My own theory revolves around a single bad idea. For generations people have been told: Think for yourself; come up with your own independent worldview. Unless your name is Nietzsche, that’s probably a bad idea. Very few people have the genius or time to come up with a comprehensive and rigorous worldview. 
If you go out there armed only with your own observations and sentiments, you will surely find yourself on very weak ground. You’ll lack the arguments, convictions and the coherent view of reality that you’ll need when challenged by a self-confident opposition. This is more or less what happened to Jefferson Bethke. 
The paradox of reform movements is that, if you want to defy authority, you probably shouldn’t think entirely for yourself. You should attach yourself to a counter-tradition and school of thought that has been developed over the centuries and that seems true.
Obviously, it's not enough to merely bemoan a disappointing present reality.  We can't just wring our hands over our litany of grievances.  Our disapproval alone is no match for the powerful men who wrought these disastrous changes.  We will continue to, in Brooks's words, "attach [ourselves] to a counter-tradition and school of thought."  For us, that means a deep, abiding, and searching Christian faith first and foremost.  It also means reverence for and fidelity to ideals that have been cast aside such as academic freedom, open inquiry, and a fearless quest for a faith that can withstand even the most rigorous intellectual scrutiny.  We, not they, are the true bearers of a unique Baptist heritage that prizes soul freedom, liberty of the conscience, priesthood of the believer, separation of church and state, and all the old Southern Baptist distinctives that the fundamentalists cast aside.  Frankly, they are the ones who came to power on very weak ground and who failed to attach themselves to a coherent school of thought.  We carry the legacies of Herschel Hobbs, Grady Cothen, and Joe Ingram with us as we protest.  They have cast these visionaries aside or, worse, misappropriated their great names.
Brooks concludes:
Most professors would like their students to be more rebellious and argumentative. But rebellion without a rigorous alternative vision is just a feeble spasm. 
If I could offer advice to a young rebel, it would be to rummage the past for a body of thought that helps you understand and address the shortcomings you see. Give yourself a label. If your college hasn’t provided you with a good knowledge of countercultural viewpoints — ranging from Thoreau to Maritain — then your college has failed you and you should try to remedy that ignorance. 
Effective rebellion isn’t just expressing your personal feelings. It means replacing one set of authorities and institutions with a better set of authorities and institutions. Authorities and institutions don’t repress the passions of the heart, the way some young people now suppose. They give them focus and a means to turn passion into change.
The institution we seek to replace is, ultimately, the Baptist General Convention of Oklahoma.  For decades, it gave OBU a firm grounding, a significant financial leg up, and countless opportunities for reciprocal service, mission, and ministry.  It didn't merely tolerate leaders like Porter Routh, Herschel Hobbs, and Joe Ingram -- it gave us these heroes.  It didn't just allow academic freedom at OBU -- it expected and demanded it.

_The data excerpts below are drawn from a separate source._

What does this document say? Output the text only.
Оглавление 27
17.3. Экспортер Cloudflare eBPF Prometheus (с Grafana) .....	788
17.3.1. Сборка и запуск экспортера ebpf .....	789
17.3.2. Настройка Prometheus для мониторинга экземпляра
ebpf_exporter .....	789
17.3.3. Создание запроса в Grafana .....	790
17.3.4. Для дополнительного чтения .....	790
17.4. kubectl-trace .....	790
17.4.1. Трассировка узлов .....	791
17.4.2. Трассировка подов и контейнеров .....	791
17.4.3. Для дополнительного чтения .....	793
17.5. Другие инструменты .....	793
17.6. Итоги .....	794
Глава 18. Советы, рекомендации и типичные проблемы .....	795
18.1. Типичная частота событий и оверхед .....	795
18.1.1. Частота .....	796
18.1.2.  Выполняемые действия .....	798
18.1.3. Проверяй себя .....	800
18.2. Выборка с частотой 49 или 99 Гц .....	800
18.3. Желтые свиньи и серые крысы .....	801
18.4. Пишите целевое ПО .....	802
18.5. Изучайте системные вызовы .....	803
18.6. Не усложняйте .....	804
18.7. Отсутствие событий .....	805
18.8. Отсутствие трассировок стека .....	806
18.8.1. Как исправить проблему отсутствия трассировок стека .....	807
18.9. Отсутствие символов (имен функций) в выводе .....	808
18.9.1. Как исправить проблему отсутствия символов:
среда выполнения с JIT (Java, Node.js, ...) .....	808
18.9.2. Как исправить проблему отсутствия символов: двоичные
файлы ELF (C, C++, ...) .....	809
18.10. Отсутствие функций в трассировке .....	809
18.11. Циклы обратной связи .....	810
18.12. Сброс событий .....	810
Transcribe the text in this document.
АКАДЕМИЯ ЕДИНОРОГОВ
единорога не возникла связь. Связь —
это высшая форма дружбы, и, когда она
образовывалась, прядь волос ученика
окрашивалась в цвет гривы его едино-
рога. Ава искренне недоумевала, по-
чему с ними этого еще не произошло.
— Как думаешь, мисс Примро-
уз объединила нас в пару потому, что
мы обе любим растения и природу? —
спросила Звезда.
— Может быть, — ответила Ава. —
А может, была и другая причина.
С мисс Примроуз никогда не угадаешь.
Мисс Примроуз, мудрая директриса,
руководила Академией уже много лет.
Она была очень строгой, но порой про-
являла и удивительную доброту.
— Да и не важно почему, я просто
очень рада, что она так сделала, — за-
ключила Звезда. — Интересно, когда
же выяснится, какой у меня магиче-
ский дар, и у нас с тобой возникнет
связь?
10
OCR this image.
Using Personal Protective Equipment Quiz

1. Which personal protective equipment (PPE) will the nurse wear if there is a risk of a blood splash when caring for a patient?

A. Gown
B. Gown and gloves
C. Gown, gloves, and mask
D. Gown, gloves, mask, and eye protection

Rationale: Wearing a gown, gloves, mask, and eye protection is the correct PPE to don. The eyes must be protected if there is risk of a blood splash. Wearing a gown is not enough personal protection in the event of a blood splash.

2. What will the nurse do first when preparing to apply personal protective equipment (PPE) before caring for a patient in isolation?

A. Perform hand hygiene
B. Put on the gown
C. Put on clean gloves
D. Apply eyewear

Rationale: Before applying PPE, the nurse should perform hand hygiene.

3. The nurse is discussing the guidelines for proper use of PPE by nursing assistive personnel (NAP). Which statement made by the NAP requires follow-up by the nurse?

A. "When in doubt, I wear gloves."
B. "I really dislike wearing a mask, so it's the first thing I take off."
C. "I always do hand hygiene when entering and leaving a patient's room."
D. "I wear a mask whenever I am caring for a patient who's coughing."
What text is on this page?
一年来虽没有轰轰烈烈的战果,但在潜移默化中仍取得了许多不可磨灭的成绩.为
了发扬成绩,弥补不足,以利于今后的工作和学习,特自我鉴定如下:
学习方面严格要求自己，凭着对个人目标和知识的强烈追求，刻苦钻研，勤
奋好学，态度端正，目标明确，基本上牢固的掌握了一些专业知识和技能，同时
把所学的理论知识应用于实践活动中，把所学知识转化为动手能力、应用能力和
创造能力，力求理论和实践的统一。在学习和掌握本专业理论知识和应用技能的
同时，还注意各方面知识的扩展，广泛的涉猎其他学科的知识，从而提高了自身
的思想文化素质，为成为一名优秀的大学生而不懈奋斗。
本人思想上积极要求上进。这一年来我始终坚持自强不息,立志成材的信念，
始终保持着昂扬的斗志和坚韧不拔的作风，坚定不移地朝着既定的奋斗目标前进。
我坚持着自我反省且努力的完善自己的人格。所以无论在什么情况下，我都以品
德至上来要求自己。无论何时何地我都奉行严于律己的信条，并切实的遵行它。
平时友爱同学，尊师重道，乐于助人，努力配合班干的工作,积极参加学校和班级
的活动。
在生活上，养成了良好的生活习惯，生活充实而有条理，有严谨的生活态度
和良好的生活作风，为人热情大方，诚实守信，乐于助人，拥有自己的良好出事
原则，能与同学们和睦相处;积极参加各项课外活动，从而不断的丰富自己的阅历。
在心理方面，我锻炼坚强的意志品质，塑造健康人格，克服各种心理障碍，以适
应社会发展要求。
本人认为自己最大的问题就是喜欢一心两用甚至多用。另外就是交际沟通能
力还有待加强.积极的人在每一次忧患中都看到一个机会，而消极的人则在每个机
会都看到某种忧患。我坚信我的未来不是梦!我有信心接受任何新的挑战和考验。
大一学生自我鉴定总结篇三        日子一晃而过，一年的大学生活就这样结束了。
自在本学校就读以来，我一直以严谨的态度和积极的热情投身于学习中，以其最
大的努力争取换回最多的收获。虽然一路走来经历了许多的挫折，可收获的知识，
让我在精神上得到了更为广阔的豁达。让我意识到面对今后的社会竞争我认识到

Sadly, those days are over.  A new generation of leaders controls the BGCO.  This generation may talk about mutuality, but ultimately it seeks control.  It has moved so dramatically away from the values that created and sustained OBU's vibrant academic community that it is really no longer an honest partner in our mission.  We don't need the BGCO's rapidly dwindling financial commitment just so we can be its theological playground where they tinker with personnel and policies until OBU becomes an unrecognizable shell of its former self.

We are not a groundless, directionless movement.  We don't have to grasp in the dark for something to replace BGCO control.  We simply stand by the cherished values and ideals they abandoned.  While it may surprise those who believe all progress is future-oriented, our grounding is actually in the past.  Our critics naively ask, "Why should OBU change to accomodate your preferences?"  Our answer must be unwavering: OUR preferences have not changed.  Our alternative institutions and authorities are rooted in the past.  THEY are the ones who changed.  And in changing with the ever more fundamentalist direction of the SBC, they have stolen something very dear to us.  We will not let it go without a fight.

In fact, we will win.  Not today or tomorrow.  But eventually.  People who have something stolen from them are formidable.  They don't just give up one day and stop seeking that which was taken from them by force and by guile.  We will not withdraw our protest -- we will not rest -- until our cherished values are restored.  We are not asking for change at all.  But we are insisting that the fact that they changed does not mean they can rob us of what we cherish.  We're just demanding the return of something that was stolen from us -- something near and dear to our hearts.

Brooks advises the young (and the young at heart) on "how to fight the man."  His advice is wise, and we are already heeding it.  Like so many reform movements grounded in faith and with the truth on their side, all we really need to do is remain faithful and vigilant.  As Archbishop Tutu used to say to those who oppressed him unrighteously, "You may have all this power, but you have already lost.  Come join the winning side!"  We extend that same invitation to OBU administrators, trustees, and anyone caught between the BGCO power brokers and our vast community.  Come, join the winning side!